Chevrolet a porté une attention très particulière aux sièges afin que l’on puisse optimiser leur confort et les soutiens au moyen de trois différentes options (GT1, GT2 et GT3). Ceux de la version 3LT à l’essai étaient superbes. Très cintré, j’ai pu prendre les courbes avec vigueur sans broncher. Comme je mesure plus de 6 pieds, j’ai toujours eu de la difficulté à trouver une bonne posture de conduite. Chevrolet a géré le problème en se servant d’un ingénieur de 6 pieds 5 pouces pour configurer la position du siège. Conséquemment, les réglages s’ajustent pour tous les formats. Même si la cabine est exiguë, on peut prendre nos aises.

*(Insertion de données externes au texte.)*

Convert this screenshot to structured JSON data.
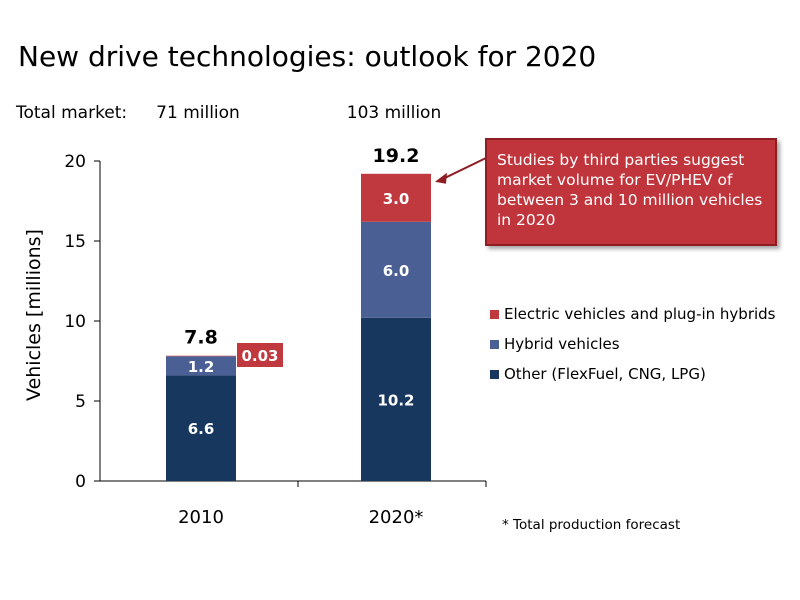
{
  "title": "New drive technologies: outlook for 2020",
  "total_market": {
    "label": "Total market:",
    "values": [
      "71 million",
      "103 million"
    ]
  },
  "callout_text": "Studies by third parties suggest market volume for EV/PHEV of between 3 and 10 million vehicles in 2020",
  "footnote": "* Total production forecast",
  "colors": {
    "other": "#17375e",
    "hybrid": "#4a5f93",
    "electric": "#c0393f",
    "callout": "#c0353c"
  },
  "chart_data": {
    "type": "bar",
    "stacked": true,
    "categories": [
      "2010",
      "2020*"
    ],
    "series": [
      {
        "name": "Other (FlexFuel, CNG, LPG)",
        "values": [
          6.6,
          10.2
        ],
        "labels": [
          "6.6",
          "10.2"
        ]
      },
      {
        "name": "Hybrid vehicles",
        "values": [
          1.2,
          6.0
        ],
        "labels": [
          "1.2",
          "6.0"
        ]
      },
      {
        "name": "Electric vehicles and plug-in hybrids",
        "values": [
          0.03,
          3.0
        ],
        "labels": [
          "0.03",
          "3.0"
        ]
      }
    ],
    "totals": [
      "7.8",
      "19.2"
    ],
    "ylabel": "Vehicles [millions]",
    "ylim": [
      0,
      20
    ],
    "yticks": [
      0,
      5,
      10,
      15,
      20
    ],
    "legend_position": "right",
    "grid": false
  }
}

L’approche stylistique fait école par sa beauté et son audace en positionnant le chauffeur au centre de tout. Premièrement, le tableau de bord est bas pour ne pas obstruer la vision avant. Le volant lui-même est carré pour optimiser la prise en main et ne pas entraver le champ de vision. L’instrumentation numérique change d’apparence selon le mode de conduite et les possibilités d’affichage sont infinies. Vient ensuite le même écran multimédia de 8 pouces que l’on connaît chez GM depuis des années, lui aussi orienté vers le pilote. Cette position fait en sorte qu’il est presque impossible pour le passager de le manipuler. Même son de cloche pour les commandes de la climatisation qui s’étendent sur une longue arête qui coupe littéralement le chauffeur du passager. Personnellement, la cabine de la Corvette est l’une des plus impressionnantes que j’ai vue en carrière.
Je dois vous parler des volumes cargo. Comme la majorité des voitures à moteur central, la Corvette a deux coffres, l’un à l’arrière et l’autre à l’avant pour un total de 356,8 litres. Chevrolet soutient que l’on peut y mettre deux sacs de golf. Disons plutôt de mini-golf!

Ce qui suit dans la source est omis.